A case study of fault diagnosis based on deep autoencoder

Abstract

Unexpected failure of production equipment may lead to fatal accidents and economic losses of the enterprise. It is important to find out the cause and reason as soon as possible and take appropriate maintenance measures. Condition monitoring is often applied to predict equipment failures based on certain parameters.
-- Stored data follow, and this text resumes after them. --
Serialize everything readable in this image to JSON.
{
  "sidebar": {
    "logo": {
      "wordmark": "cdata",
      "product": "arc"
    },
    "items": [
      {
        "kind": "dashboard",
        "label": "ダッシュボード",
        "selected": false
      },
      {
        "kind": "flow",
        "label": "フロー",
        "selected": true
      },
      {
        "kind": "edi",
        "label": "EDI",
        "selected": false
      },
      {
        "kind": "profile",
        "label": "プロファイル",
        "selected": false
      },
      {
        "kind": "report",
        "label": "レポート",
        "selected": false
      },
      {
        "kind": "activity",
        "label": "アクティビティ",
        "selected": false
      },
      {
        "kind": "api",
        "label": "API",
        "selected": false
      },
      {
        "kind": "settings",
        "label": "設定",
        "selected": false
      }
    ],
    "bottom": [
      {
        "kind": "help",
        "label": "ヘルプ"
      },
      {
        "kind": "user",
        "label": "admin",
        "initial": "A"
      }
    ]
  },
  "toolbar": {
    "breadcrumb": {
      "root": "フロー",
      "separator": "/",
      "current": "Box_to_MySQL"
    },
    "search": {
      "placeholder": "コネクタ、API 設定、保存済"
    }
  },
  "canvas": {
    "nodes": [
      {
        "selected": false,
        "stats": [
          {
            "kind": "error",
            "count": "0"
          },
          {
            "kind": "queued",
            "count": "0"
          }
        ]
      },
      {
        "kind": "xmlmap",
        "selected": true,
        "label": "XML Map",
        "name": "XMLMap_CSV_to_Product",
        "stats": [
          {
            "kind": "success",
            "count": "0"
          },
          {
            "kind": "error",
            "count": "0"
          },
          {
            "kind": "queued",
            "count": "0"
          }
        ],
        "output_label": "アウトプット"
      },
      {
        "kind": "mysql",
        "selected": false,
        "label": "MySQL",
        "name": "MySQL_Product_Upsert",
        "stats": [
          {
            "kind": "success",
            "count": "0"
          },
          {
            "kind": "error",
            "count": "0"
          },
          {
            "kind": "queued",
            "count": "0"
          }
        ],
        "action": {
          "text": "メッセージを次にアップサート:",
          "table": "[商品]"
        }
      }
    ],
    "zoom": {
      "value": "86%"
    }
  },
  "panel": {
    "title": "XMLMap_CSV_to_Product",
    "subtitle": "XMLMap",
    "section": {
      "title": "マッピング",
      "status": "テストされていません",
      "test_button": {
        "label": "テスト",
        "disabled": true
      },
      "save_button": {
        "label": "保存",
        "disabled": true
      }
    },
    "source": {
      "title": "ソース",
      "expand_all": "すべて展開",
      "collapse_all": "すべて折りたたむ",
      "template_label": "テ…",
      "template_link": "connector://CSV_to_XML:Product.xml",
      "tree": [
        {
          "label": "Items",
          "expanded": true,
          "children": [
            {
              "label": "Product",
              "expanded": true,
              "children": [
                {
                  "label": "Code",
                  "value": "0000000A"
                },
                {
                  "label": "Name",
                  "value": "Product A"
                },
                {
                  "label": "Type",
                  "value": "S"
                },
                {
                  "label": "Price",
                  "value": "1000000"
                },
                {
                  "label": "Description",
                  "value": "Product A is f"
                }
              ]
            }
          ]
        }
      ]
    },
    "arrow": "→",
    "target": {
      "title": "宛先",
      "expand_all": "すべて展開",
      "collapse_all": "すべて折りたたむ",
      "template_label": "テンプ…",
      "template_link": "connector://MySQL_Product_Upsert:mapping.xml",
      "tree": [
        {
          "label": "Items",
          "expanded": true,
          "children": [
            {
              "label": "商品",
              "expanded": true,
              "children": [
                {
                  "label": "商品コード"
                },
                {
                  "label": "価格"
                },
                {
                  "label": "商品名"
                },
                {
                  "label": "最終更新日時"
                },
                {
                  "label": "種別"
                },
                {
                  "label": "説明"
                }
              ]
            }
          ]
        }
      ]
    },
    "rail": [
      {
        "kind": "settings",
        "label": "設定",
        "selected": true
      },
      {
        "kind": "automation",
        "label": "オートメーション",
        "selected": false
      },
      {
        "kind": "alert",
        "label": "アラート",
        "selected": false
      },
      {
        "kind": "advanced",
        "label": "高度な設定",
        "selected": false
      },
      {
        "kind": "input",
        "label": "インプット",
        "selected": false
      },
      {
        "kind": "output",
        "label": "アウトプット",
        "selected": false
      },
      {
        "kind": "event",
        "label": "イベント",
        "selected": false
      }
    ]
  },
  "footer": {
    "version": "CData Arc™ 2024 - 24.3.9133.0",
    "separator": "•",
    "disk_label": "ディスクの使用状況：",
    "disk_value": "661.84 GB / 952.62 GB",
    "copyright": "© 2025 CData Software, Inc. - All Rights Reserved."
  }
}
Moreover, when the parts of the rotating machinery fail, the vibration signals collected by the sensors are often mixed with a large amount of noise, which will cause difficulties for the accuracy and generalization of traditional fault diagnosis models. How to extract more effective feature information from complex vibration signals is of indescribable importance for optimizing fault diagnosis models. In order to improve the accuracy of fault diagnosis in manufacturing system, a deep neural network model was proposed, which was validated on a blower. First, the vibration signal was collected using the sensors mounted on the blower. Then, wavelet packet decomposition and fast fourier transform were applied for feature extraction. Deep learning model was built using keras to diagnose the blower. The stacked Autoencoder is adopted in the DNN for dimension reduction. The extracted features are fed into the Multilayer Perceptron for fault diagnosis. Experimental results show that the proposed deep neural network model is able to predict the degradation of the mechanical equipment with high accuracy.